A community reeling from the attack on Rushdie

Community reeling from attack on Rushdie

UPDATE DAY

When Emily Sack saw a young man throw himself at writer Salman Rushdie, she barely realized in a panic that the writer was being stabbed. 

Like many residents of the Chautauqua Institution — a sort of college for seniors in a gigantic park on beautiful Lake Chautauqua in upstate New York –, Emily Sack remains groggy, a week after the fact.

“It went so fast. It was almost over before it started”, breathes to AFP this octogenarian who was quietly seated in the partially open-air amphitheater, on the morning of August 12.

She was waiting there the literary conference of the author of “Satanic Verses” when he was attacked by Hadi Matar, a 24-year-old Lebanese American living in New Jersey, an attempted murder that outraged in the West.

“Completely depressed”

After the bombing, the Chautauqua Institution “cancelled everything for the rest of the day” and “everyone here, including me, came out of it completely depressed,” Ms. Sack said with tears in her eyes.

The Chautauqua Institution aims to be a beacon of “diversity” and cultural, community and religious life in the northern United States, just a stone's throw from the great Lake Erie on the border with Canada.

Founded in 1874 by two Methodist Protestants, it has become a renowned place for activities and exchanges in the arts, human sciences, education, religion…

President Franklin Roosevelt y gave a famous speech in August 1936 on his “hatred” of the war.

This non-profit organization claims during its summer festival 100,000 visitors and residents – the majority of whom are elderly people – who wander on foot and by bicycle in what looks like a community village protected by a perimeter fence, to beautifully manicured streets, colonial houses and gardens, with its own library, shops, police and postal service.

“Outside World”

“This is obviously a shock to our whole community, to the whole region and to anyone who knows the Chautauqua Institution. We've been here for almost 150 years and we've never had to go through anything like this,” Emily Morris, vice-president of the center, told AFP, with a lump in her throat and suppressing sobs. p>

“It's unfortunate that we were affected by the outside world,” even said a resident, on condition of anonymity.

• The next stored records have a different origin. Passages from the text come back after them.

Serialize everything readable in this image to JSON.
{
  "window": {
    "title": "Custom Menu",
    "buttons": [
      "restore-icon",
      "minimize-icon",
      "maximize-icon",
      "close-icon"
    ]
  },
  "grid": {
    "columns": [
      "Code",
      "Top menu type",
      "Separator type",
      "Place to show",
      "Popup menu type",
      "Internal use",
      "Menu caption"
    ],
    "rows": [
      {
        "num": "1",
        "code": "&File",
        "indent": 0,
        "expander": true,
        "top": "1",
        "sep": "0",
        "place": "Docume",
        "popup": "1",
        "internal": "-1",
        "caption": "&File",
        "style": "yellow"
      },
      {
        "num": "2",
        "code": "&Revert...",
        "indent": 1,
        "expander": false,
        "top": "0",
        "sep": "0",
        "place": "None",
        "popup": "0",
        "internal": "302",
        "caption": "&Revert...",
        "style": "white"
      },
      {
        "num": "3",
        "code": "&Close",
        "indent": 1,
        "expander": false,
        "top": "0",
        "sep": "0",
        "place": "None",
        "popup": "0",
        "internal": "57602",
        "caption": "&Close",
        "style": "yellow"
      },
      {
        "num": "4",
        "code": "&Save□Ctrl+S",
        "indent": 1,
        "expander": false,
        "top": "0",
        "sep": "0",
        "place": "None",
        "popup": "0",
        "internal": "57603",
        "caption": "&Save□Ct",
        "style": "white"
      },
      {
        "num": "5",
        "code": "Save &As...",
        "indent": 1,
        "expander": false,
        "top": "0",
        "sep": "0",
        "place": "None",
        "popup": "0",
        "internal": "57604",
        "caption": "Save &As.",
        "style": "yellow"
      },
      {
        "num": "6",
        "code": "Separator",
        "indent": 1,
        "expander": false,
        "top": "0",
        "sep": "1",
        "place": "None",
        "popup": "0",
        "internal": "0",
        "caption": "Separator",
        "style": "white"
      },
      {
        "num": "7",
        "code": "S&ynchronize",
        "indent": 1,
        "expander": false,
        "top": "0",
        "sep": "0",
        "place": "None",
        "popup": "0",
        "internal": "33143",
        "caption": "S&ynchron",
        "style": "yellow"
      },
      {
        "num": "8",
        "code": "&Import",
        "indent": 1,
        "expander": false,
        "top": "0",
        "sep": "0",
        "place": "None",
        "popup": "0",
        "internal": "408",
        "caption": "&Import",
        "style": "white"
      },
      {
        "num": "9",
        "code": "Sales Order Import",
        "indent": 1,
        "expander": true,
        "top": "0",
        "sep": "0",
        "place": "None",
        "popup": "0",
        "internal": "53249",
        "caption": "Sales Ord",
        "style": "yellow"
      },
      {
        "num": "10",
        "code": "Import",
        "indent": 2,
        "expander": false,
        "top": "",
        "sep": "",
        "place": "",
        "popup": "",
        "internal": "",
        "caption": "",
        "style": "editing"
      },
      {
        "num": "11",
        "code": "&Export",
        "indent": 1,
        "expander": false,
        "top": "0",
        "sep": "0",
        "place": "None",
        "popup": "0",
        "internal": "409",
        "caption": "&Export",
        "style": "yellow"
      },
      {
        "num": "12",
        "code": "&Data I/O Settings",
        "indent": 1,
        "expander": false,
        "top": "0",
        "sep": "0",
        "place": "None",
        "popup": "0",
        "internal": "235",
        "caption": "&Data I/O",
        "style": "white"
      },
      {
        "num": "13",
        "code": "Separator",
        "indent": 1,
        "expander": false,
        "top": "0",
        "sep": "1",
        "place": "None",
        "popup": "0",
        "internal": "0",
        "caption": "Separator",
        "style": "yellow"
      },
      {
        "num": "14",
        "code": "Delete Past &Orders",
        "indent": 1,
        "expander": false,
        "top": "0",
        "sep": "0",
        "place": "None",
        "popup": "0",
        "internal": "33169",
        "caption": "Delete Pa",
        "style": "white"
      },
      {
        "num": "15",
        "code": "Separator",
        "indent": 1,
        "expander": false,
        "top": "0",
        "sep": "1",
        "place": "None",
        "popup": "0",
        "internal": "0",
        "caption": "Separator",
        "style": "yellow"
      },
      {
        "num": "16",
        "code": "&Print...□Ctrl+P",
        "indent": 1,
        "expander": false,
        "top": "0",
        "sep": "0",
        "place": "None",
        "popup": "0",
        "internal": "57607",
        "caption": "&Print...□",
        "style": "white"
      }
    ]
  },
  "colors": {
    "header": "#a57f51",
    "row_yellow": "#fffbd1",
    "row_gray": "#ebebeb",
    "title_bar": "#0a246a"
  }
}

Because in the small county of Chautauqua and its tiny county town of Mayville, where Hadi Matar appeared in court on Thursday after being charged with “attempted murder” and “assault,” no one imagined that this pretty, quiet corner of the Great Lakes region would come under attack with international publicity.

< p>Local prosecutor Jason Schmidt, who is investigating the case of the attack on Mr. Rushdie – targeted since 1989 by a death sentence contained in a fatwa from the Iranian Guide – admitted to the press that his “small” jurisdiction ” didn't have the shoulders to handle such a case, which the federal police are also investigating.

Emily Sack also replies that she had “never thought before that this could happen” in Chautauqua.

Barbara Warner, of the same age, a regular at the Chautauqua Institution, laments that “these things, which happen all over the country (…), unfortunately also happen” in the cultural center.

David Wilson is also “in shock”, but a week later he still feels “safe” to enjoy the last activities of the summer at the Chautauqua Institution.

The center has been criticized by the American press for the apparent lack of safety measures for a host such as Salman Rushdie, who is slowly recovering in a hospital in Erie, on the edge of the lake.

Vice President Emily Morris has assured to have implemented the detection of metal objects and the prohibition of bags in the amphitheater.

Some guards actually patrol around the amphitheater, whose entrance is strictly controlled.

While the protection around Salman Rushdie had been greatly reduced in the twenty years he had lived in the United ts United, “we obviously would not have (organized) such an event if we did not think we had adequate (security) measures”, defends Ms. Morris.